Helping mom And Dad Find Some Free Time

Cherokee Profile

LEDGER-NEWS

Helping mom and dad find some free time


BY ERIKA B. NELDNER
Raising kids in this day and age
can be stressful. Whether both parents
work or one stays at home, a
mom or dad must juggle paying the
bills, keeping up a home, mounds
of laundry, and balancing kids’ extracurricular
activities. That’s
where Towne Lake-based Georgia’s
Dream Nannies (GDN) comes
in.
“A nanny makes the working
mom or stay-at-home mom’s job
easier,” said Serra Deville, president
and founder of GDN.
Deville started GDN when she
was a teacher at a local school. She
said the idea just came to her one
day.
“I didn’t know anything about a
nanny agency,” she said. “I got on
the computer and did my research.”
Within two weeks of her life changing
idea, and while working
during the off time of her teaching
job, GDN was up and running.
“It was completely God,” Deville
said. “The very next week after I
decided I wanted to start an agency,
we had a winter break.”
The school break gave Deville
some extra time to focus on her
new business venture.
The entrepreneur’s
dream has thrived in the last three
years.

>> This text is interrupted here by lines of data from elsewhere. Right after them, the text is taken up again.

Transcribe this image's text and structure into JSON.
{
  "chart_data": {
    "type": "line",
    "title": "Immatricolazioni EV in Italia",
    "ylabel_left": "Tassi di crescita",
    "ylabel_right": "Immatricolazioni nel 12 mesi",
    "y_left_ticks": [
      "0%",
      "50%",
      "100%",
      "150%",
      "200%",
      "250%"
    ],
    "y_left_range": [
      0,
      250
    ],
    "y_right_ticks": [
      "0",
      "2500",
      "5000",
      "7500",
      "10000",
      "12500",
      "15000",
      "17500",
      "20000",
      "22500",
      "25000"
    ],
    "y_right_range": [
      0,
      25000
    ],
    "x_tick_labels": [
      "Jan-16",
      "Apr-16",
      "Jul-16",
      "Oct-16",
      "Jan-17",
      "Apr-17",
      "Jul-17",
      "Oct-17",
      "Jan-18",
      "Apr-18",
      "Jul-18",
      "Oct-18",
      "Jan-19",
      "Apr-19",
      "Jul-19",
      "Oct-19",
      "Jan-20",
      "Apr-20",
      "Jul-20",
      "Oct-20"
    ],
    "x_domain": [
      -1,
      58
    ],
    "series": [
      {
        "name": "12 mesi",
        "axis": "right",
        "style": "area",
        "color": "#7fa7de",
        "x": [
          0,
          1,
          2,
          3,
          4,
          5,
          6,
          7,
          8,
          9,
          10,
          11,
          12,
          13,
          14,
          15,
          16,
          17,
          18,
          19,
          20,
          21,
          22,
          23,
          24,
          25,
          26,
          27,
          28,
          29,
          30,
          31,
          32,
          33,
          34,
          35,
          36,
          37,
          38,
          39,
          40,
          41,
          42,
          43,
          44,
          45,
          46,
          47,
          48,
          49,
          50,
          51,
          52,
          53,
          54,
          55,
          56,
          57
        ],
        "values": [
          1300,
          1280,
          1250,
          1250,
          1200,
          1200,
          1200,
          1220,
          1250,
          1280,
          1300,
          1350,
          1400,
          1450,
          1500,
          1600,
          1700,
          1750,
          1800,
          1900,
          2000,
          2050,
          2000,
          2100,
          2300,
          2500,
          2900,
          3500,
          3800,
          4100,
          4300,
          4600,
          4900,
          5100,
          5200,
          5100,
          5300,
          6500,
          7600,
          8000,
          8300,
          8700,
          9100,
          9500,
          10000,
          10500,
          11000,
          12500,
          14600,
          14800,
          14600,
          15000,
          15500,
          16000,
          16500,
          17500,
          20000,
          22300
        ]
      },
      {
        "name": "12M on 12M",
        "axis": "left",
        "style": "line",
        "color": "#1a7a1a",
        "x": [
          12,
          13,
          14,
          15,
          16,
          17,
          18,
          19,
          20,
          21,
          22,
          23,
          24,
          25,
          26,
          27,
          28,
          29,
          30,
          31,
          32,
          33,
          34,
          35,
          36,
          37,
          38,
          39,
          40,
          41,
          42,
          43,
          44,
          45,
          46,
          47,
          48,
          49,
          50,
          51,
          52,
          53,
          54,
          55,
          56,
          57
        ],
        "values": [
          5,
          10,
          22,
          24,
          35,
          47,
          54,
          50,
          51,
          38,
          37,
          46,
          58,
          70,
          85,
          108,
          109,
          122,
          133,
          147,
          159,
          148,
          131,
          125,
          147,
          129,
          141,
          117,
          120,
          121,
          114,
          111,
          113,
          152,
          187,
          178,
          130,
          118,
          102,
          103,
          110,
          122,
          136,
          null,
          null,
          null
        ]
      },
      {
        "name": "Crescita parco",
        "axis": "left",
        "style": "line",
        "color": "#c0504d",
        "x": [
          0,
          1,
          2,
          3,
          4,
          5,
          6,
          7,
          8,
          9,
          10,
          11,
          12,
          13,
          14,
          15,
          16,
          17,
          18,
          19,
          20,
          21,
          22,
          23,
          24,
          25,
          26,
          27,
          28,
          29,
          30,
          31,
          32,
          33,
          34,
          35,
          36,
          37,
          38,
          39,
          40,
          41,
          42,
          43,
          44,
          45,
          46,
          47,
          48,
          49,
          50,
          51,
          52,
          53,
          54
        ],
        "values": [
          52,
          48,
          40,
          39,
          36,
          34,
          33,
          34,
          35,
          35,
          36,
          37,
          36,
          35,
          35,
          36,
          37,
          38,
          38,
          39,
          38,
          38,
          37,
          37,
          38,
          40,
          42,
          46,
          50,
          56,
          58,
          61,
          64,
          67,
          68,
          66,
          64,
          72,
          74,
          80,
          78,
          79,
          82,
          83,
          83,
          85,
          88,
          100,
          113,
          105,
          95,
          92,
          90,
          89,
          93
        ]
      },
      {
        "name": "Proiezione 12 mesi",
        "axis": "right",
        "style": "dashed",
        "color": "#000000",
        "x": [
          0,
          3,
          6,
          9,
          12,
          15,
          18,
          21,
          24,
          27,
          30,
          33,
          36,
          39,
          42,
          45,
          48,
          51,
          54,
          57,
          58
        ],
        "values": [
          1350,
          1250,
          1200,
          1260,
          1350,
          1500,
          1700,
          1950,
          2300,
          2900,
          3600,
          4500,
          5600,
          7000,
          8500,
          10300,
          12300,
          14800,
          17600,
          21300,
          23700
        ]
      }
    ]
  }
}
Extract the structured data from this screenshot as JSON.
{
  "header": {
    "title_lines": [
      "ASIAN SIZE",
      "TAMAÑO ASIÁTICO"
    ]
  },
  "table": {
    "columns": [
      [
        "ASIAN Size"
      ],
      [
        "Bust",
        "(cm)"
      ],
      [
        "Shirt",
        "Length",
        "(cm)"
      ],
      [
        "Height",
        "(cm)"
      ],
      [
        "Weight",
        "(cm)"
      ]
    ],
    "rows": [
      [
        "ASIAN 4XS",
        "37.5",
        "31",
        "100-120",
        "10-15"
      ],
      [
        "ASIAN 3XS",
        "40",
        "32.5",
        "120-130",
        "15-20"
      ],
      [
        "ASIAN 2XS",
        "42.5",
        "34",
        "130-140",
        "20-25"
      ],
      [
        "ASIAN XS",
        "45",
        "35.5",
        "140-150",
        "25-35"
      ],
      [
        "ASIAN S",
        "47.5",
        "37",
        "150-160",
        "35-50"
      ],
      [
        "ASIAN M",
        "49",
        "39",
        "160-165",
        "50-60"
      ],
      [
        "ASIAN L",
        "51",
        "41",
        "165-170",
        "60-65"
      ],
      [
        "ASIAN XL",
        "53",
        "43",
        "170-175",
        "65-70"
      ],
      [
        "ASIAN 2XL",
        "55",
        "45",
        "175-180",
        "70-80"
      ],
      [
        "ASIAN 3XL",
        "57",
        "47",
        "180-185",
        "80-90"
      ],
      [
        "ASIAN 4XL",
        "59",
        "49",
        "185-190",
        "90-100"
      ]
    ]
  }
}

She has expanded to offer
people in Georgia, Tennessee and
North Carolina an alternative to
searching for domestic helpers on
their own.
Deville said she started the company
because it broke her heart to
see families in desperate need of
help trying to find someone on
their own.
“It upsets me greatly to see parents
going through the heartache
of trying to find someone on their
own,” she said. “They end up settling
because they do not have the
strength or time to go through it all
over again. If you’ve never done it,
you don’t know the ins and the outs
and the pitfalls of what to look for,
how to negotiate with the nannies.”
Deville said the recent popularity
of the nanny reality T.V. shows
may have helped parents develop
unrealistic expectations of what a
nanny actually does.
“I think parents get the wrong
impression for the T.V. shows like
‘Nanny 911’ and ‘Super Nanny,’”
she said. “They think (a nanny)
comes in and tells the parents how
to raise the children. That’s not really
what she does. When a nanny
comes in, she is to follow the parents’
guidelines.”
Deville said a nanny is more
than a babysitter but she should
never come in and run the household.
“A nanny is someone who works
consistently with a family and she
does more than watching children,”
she said. “She kind of manages
the home—like a mother’s
helper.
If it’s for a stay-at-home mom,
she blends in with the family and
becomes the mother’s helper. She
kind of mimics what the mother
does.”
Most of the paperwork for GDN
is done online. Deville said it
makes the process more organized
and efficient when the applications
are e-mailed to her and her
placement coordinator. She said it
also makes it easier when trying to
match the nannies looking for
work with the families looking for
help.
“When a parent signs up with
me, they fill out an application,”
Deville said. “I review their application
and see if they have realistic
expectations. Some people may
not know what a nanny does.”
Deville said a lot of times a parent
will have expectations of a nanny
that’s paid a certain hourly rate
but the expectations may not realistic
of what a nanny will do for
that price.
“What happens is a parent will
have high expectations and pay too
low,” she said. “Then the nanny
won’t stay—she’ll quit. As an
agency, we know what those nannies
will work for because we’ve
worked with so many.”
GDN doesn’t just place nannies
with families. They help refer governesses,
personal assistants and
household and estate managers
find compatible employers—whatever
the client needs and is willing
to pay.
The pay for a household helper
can range from $12 per hour to
about $25 per hour depending the
level of household help needed and
the number of children. Live-in
nannies can make anywhere between
$10 and $12 per hour +, Deville
said.
GDN charges each applicant a
$350 application fee, but if the application
is declined, no money is
paid………
All of Deville’s nannies are required
to have three years of experience
working with children.
Many nannies are former teacher
or student teachers.
Deville’s background includes
possessing a bachelor’s degree in
early childhood education, teaching
and working two years as a
nanny.
For more information on GDN,
visit www.gadreamnannies.com or
call (770) 517-0443.
ERIKA B. NELDNER | LEDGER-NEWS
Serra Deville, president and founder of Georgia Dream Nannies, thoroughly reviews an application from a
mother searching for a domestic helper. The company helps overworked parents find a professional to help care for children, as well as help with household duties.